A new headstone has been erected over the grave of a Church of Scotland minister and groundbreaking engineer of the 19th century.

The headstone to the Rev Robert Stirling in Galston Cemetery, East Ayrshire, where he ministered for over half a century, was erected after a public appeal. The new gravestone replicates the wording of the old one, which had been in a dilapidated state and barely readable. It also includes a line drawing of the engine now commonly named after him, which he patented in 1816.

The Stirling Engine generates energy through the heating and cooling of air or other gas in a closed system. Although never a rival to the steam engine, as its inventor had envisaged, it found use in low-to-medium power applications such as water pumps and low-power generators - and providing air for church organs.

These days, experiments into its use in connection with alternative and renewable energy sources are ongoing. 

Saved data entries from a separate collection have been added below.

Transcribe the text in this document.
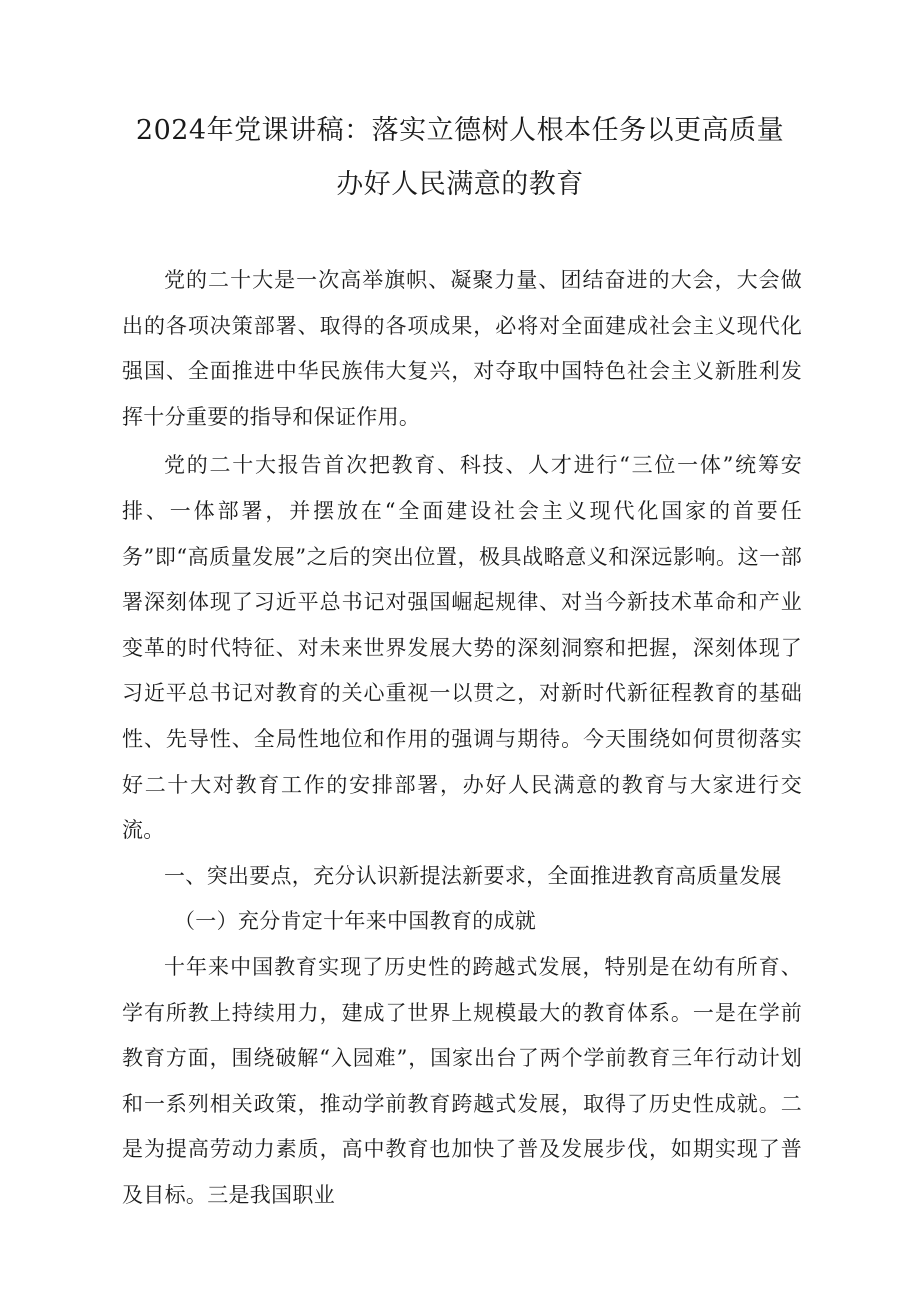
2024年党课讲稿：落实立德树人根本任务以更高质量
办好人民满意的教育

党的二十大是一次高举旗帜、凝聚力量、团结奋进的大会，大会做出的各项决策部署、取得的各项成果，必将对全面建成社会主义现代化强国、全面推进中华民族伟大复兴，对夺取中国特色社会主义新胜利发挥十分重要的指导和保证作用。

党的二十大报告首次把教育、科技、人才进行“三位一体”统筹安排、一体部署，并摆放在“全面建设社会主义现代化国家的首要任务”即“高质量发展”之后的突出位置，极具战略意义和深远影响。这一部署深刻体现了习近平总书记对强国崛起规律、对当今新技术革命和产业变革的时代特征、对未来世界发展大势的深刻洞察和把握，深刻体现了习近平总书记对教育的关心重视一以贯之，对新时代新征程教育的基础性、先导性、全局性地位和作用的强调与期待。今天围绕如何贯彻落实好二十大对教育工作的安排部署，办好人民满意的教育与大家进行交流。

一、突出要点，充分认识新提法新要求，全面推进教育高质量发展

（一）充分肯定十年来中国教育的成就

十年来中国教育实现了历史性的跨越式发展，特别是在幼有所育、学有所教上持续用力，建成了世界上规模最大的教育体系。一是在学前教育方面，围绕破解“入园难”，国家出台了两个学前教育三年行动计划和一系列相关政策，推动学前教育跨越式发展，取得了历史性成就。二是为提高劳动力素质，高中教育也加快了普及发展步伐，如期实现了普及目标。三是我国职业
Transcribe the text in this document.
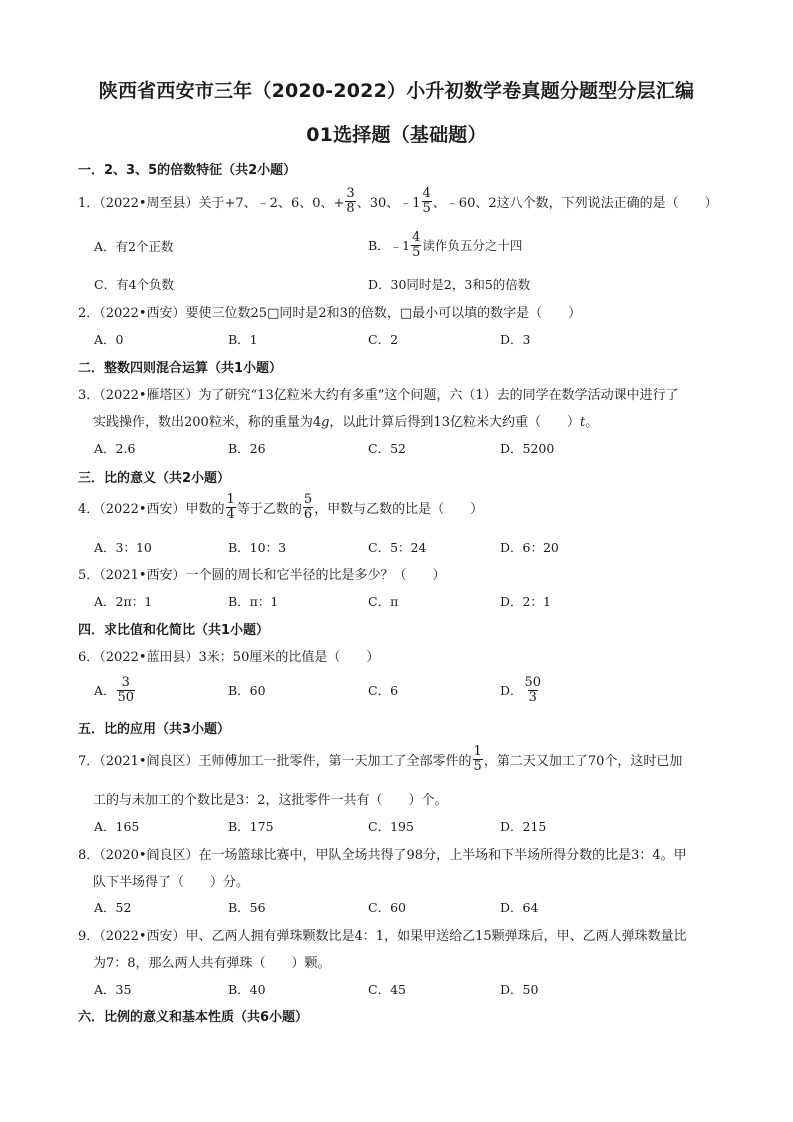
陕西省西安市三年（2020-2022）小升初数学卷真题分题型分层汇编
01选择题（基础题）
一．2、3、5的倍数特征（共2小题）
1．（2022•周至县）关于+7、﹣2、6、0、+ $\frac{3}{8}$ 、30、﹣1 $\frac{4}{5}$ 、﹣60、2这八个数，下列说法正确的是（　　）
A．有2个正数	B．﹣1 $\frac{4}{5}$ 读作负五分之十四
C．有4个负数	D．30同时是2，3和5的倍数
2．（2022•西安）要使三位数25□同时是2和3的倍数，□最小可以填的数字是（　　）
A．0	B．1	C．2	D．3
二．整数四则混合运算（共1小题）
3．（2022•雁塔区）为了研究“13亿粒米大约有多重”这个问题，六（1）去的同学在数学活动课中进行了
实践操作，数出200粒米，称的重量为4g，以此计算后得到13亿粒米大约重（　　）t。
A．2.6	B．26	C．52	D．5200
三．比的意义（共2小题）
4．（2022•西安）甲数的 $\frac{1}{4}$ 等于乙数的 $\frac{5}{6}$ ，甲数与乙数的比是（　　）
A．3：10	B．10：3	C．5：24	D．6：20
5．（2021•西安）一个圆的周长和它半径的比是多少？（　　）
A．2π：1	B．π：1	C．π	D．2：1
四．求比值和化简比（共1小题）
6．（2022•蓝田县）3米：50厘米的比值是（　　）
A． $\frac{3}{50}$	B．60	C．6	D． $\frac{50}{3}$
五．比的应用（共3小题）
7．（2021•阎良区）王师傅加工一批零件，第一天加工了全部零件的 $\frac{1}{5}$ ，第二天又加工了70个，这时已加
工的与未加工的个数比是3：2，这批零件一共有（　　）个。
A．165	B．175	C．195	D．215
8．（2020•阎良区）在一场篮球比赛中，甲队全场共得了98分，上半场和下半场所得分数的比是3：4。甲
队下半场得了（　　）分。
A．52	B．56	C．60	D．64
9．（2022•西安）甲、乙两人拥有弹珠颗数比是4：1，如果甲送给乙15颗弹珠后，甲、乙两人弹珠数量比
为7：8，那么两人共有弹珠（　　）颗。
A．35	B．40	C．45	D．50
六．比例的意义和基本性质（共6小题）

Stirling (right) was the minister of Laigh Kirk, Kilmarnock from 1816-1824, and then at Galston Parish Church until his death, aged 87, in 1878. As a minister, Irene Hopkins in An Historical Synopsis writes: “He was greatly respected and greatly loved for his kindliness, generosity and strong Christianity. He took his share in the struggles that led to the Disruption and was suspended by the General Assembly. In 1849 when cholera inflicted the town there was no-one more conscientious in his ministrations. He moved among them, he tended them, he prayed with them and he buried them while the world at large passed by.”

Born into a farming family near Methven in Perthshire in 1790, he studied at Glasgow and Edinburgh Universities, married Jane Rankine and had five sons and two daughters.

Last year, he was inducted into the Scottish Engineering Hall of Fame.

After the poor condition of the old memorial had been brought to its attention in 2012, the Kirk Session of Galston Parish Church set up a small committee which launched the Stirling Memorial Fund. £3500 was raised from public and corporate donations.

A service of rededication is planned for Sunday May 3 at 11am in Galston Parish Church, followed at 12.45pm at the site of the gravestone in Galston Cemetery. Both will be conducted by the Rev Alastair Symington, Chaplain-in-Ordinary to HM the Queen in Scotland and who has been serving as Locum Minister at Galston which has been vacant for more than two years. There will also, on that day, be an exhibition of the work of Robert Stirling in the Hogg Hall, Galston.